You can only use なったら, not なると.

First, take a look at this topic, and you see how they exactly describe the difference of と and たら.

と, ば: The main clause must be a constant non-volitional reaction to the conditional clause unless the conditional clause shows state or if the subjects of the two clauses differ.

~たら 1. Use when expressing a one-off (as opposed to constant or general) dependency.

(emphasis added)

Now, why can't you use と in your case? Because the ~て(も)いい is, basically, an expression giving a permission ad hoc, each specific time you say the word. Thus your example #2 would sound like:

?? You may cross the road now whenever the light turns green.

If you'd like to paraphrase it correctly with と, you'd say:

信号があおになると、道を(渡れます/渡ることができます)。 "You can cross the road when ..."
信号があおになると、道を渡っていいことになります。 "When ..., it means you may cross the road then."

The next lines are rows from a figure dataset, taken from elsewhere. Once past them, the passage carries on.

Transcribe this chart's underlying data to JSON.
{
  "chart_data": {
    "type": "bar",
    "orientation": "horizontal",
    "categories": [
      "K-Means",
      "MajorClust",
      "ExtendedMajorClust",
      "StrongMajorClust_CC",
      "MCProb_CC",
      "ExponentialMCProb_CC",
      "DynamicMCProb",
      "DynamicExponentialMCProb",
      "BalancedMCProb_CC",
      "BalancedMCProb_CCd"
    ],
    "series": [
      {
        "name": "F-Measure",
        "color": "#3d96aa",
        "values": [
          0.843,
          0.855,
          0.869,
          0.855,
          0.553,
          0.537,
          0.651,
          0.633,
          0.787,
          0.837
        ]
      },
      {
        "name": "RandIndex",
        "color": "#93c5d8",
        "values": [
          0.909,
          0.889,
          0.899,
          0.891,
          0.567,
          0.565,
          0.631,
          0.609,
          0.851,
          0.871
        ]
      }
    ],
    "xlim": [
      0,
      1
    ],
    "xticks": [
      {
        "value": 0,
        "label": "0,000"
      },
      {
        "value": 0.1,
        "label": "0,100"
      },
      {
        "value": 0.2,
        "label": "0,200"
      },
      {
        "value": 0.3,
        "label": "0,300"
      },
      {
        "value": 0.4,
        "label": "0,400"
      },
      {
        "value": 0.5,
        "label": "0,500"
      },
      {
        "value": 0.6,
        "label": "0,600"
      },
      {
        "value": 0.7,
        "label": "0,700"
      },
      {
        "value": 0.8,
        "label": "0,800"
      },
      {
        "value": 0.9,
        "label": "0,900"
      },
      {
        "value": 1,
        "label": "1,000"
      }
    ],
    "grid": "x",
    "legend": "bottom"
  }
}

It nevertheless doesn't mean you can't make a general description with ~ていい. It's free to express a general idea taking the form of commenting about a particular instance, but as long as you do so, you have to pretend it through. It's like we could say Does a wombat bite? instead of Do wombats bite?, but never *Do a wombat bite? (nor *Does wombats bite?).

Acknowledgement: Thanks to @DariusJahandarie for his help and advice improving this answer.


"なったら" is correct, because "なったら" describes conditions, on the other hand "なると" describes subsequent events.

信号{しんごう}があおに(    )、道{みち}を渡{わた}っていいです。

"いいです" means "allow" or "feel free to do", so the former half of this sentence imposes a condition to be able to cross the road. You can make a choice freely whether you cross the road or not.

"なると" means "When A occurs, B almost always occurs". The latter half of the sentence you give says about something you can do, not about some events which almost always occurs after the traffic light becomes blue. So "なると" is incorrect.